Every April through October, for example, Alaska Marine Lines (AML), a Lynden company, barges supplies to local villages in western Alaska and provides support to the seafood industry.
The barge service also provides a critical connection between the Alaska Railroad and the rest of the United States. The state’s 470-mile rail line connects Fairbanks with Anchorage and the Ports of Seward and Whittier in south-central Alaska. AML helps fill the gap with a unique fleet that includes barges fitted with rail tracks on the deck and container racks overhead, linking rail service between Alaska and Seattle.
“The railcars roll right onto barges and sail right down to the lower 48,” said Darren Prokop, a professor of logistics at the University of Alaska in Anchorage. (A Lynden vice president is a member of the university’s logistics advisory board.)
The service is rare, Prokop added. “There is no railroad in the continental United States or Canada that does that sort of thing.”
Another one-of-a-kind service is the C-130 Hercules aircraft fleet operated by Lynden Air Cargo. The heavy lift airplanes, which were originally built for military service, help move oversized cargo to remote parts of the state to support isolated communities and construction projects and in emergencies.
Badger described one such crisis. In 2015 the Dalton Highway, which links Alaska’s North Slope oil fields with the rest of the state, flooded and had to be closed for several weeks. Trucks were unable to carry food, fuel and supplies to the workers and operations on the North Slope.
So Lynden’s multimodal operation kicked into gear.
“Trucks brought supplies as far as possible on the highway, then our Hercules aircraft were used to fly the supplies over the flooded highway and to the North Slope,” Badger said. “Once there, Lynden’s personnel and equipment were able to unload the aircraft and deliver the supplies to our customers.”
Seasonal weight restrictions are a predictable weather challenge that take effect every spring, usually between March and June. Limits are placed on axle weights due to the thawing road beds and can reduce the allowable weight by up to 50 percent, Badger said.

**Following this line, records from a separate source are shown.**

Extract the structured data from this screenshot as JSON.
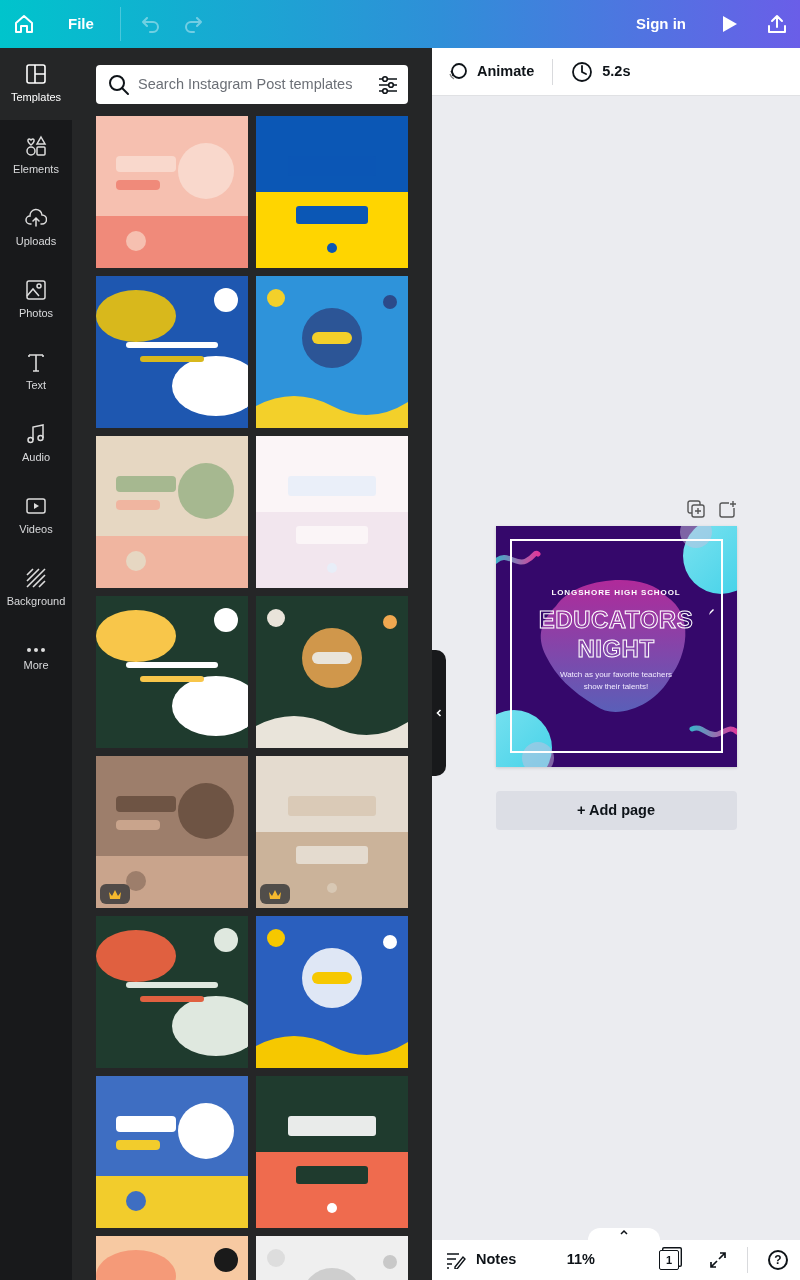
{
  "topbar": {
    "file_label": "File",
    "undo": {
      "disabled": true
    },
    "redo": {
      "disabled": true
    },
    "sign_in": "Sign in"
  },
  "sidebar": {
    "items": [
      {
        "label": "Templates",
        "selected": true
      },
      {
        "label": "Elements",
        "selected": false
      },
      {
        "label": "Uploads",
        "selected": false
      },
      {
        "label": "Photos",
        "selected": false
      },
      {
        "label": "Text",
        "selected": false
      },
      {
        "label": "Audio",
        "selected": false
      },
      {
        "label": "Videos",
        "selected": false
      },
      {
        "label": "Background",
        "selected": false
      },
      {
        "label": "More",
        "selected": false
      }
    ]
  },
  "search": {
    "placeholder": "Search Instagram Post templates"
  },
  "templates": [
    {
      "kind": "picture",
      "premium": false
    },
    {
      "kind": "picture",
      "premium": false
    },
    {
      "kind": "picture",
      "premium": false
    },
    {
      "kind": "picture",
      "premium": false
    },
    {
      "kind": "picture",
      "premium": false
    },
    {
      "kind": "picture",
      "premium": false
    },
    {
      "kind": "picture",
      "premium": false
    },
    {
      "kind": "picture",
      "premium": false
    },
    {
      "kind": "picture",
      "premium": true
    },
    {
      "kind": "picture",
      "premium": true
    },
    {
      "kind": "picture",
      "premium": false
    },
    {
      "kind": "picture",
      "premium": false
    },
    {
      "kind": "picture",
      "premium": false
    },
    {
      "kind": "picture",
      "premium": false
    },
    {
      "kind": "picture",
      "premium": false
    },
    {
      "kind": "picture",
      "premium": false
    }
  ],
  "editor_toolbar": {
    "animate": "Animate",
    "duration": "5.2s"
  },
  "design": {
    "subtitle": "LONGSHORE HIGH SCHOOL",
    "title_lines": [
      "EDUCATORS",
      "NIGHT"
    ],
    "body": "Watch as your favorite teachers show their talents!"
  },
  "add_page": "+ Add page",
  "bottom_bar": {
    "notes": "Notes",
    "zoom": "11%",
    "page_count": "1",
    "help": "?"
  }
}
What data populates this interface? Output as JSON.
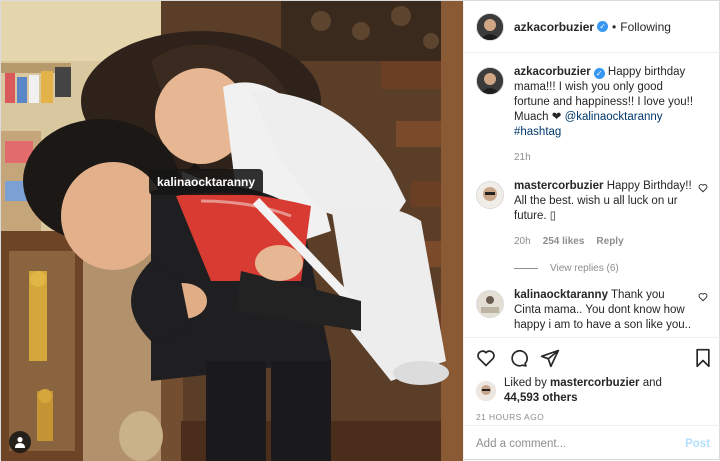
{
  "header": {
    "username": "azkacorbuzier",
    "separator": "•",
    "follow_state": "Following"
  },
  "photo": {
    "tag_label": "kalinaocktaranny",
    "user_tag_icon": "person-icon"
  },
  "comments": [
    {
      "username": "azkacorbuzier",
      "text": "Happy birthday mama!!! I wish you only good fortune and happiness!! I love you!! Muach ❤",
      "mention": "@kalinaocktaranny",
      "hashtag": "#hashtag",
      "time": "21h"
    },
    {
      "username": "mastercorbuzier",
      "text": "Happy Birthday!! All the best. wish u all luck on ur future. ▯",
      "time": "20h",
      "likes": "254 likes",
      "reply_label": "Reply",
      "view_replies": "View replies (6)"
    },
    {
      "username": "kalinaocktaranny",
      "text": "Thank you Cinta mama.. You dont know how happy i am to have a son like you.."
    }
  ],
  "actions": {
    "liked_by_prefix": "Liked by",
    "liked_by_user": "mastercorbuzier",
    "and_label": "and",
    "others_count": "44,593 others",
    "timestamp": "21 HOURS AGO"
  },
  "add_comment": {
    "placeholder": "Add a comment...",
    "post_label": "Post"
  },
  "colors": {
    "verified": "#3897f0",
    "link": "#00376b",
    "muted": "#8e8e8e",
    "post_disabled": "#b2dffc"
  }
}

So extra planning is required to meet project and freight transportation needs.
Lynden, as Prokop observed, is one of the most important intermodal companies in Alaska. But it’s not the only one. Carlile Transportation Systems, a trucking and logistics operation that is a member of Saltchuk Resources, a Seattle-based family of transportation and petroleum distribution companies, is another major player.
In 2019 Lynden expanded its barge service to include North Slope villages in the Arctic region of Alaska, including Point Hope, Point Lay, Wainwright, Utqiagvik (Barrow) and Kaktovik. (The North Slope Borough is the most-northern municipal government in the United States.) In January the company also released a new mobile app that provides real-time shipment information directly to iPhone or Android devices, eliminating the need for tracking numbers.
Many people envision shipping to Alaska like shipping to another country, Badger said. With nearly 1,500 air miles between Seattle and Anchorage, this sentiment is understandable, but an experienced shipper can make shipping to Alaska simple. “We earned our reputation the hard way – by moving all kinds of freight over some of the most rugged, remote terrain imaginable.”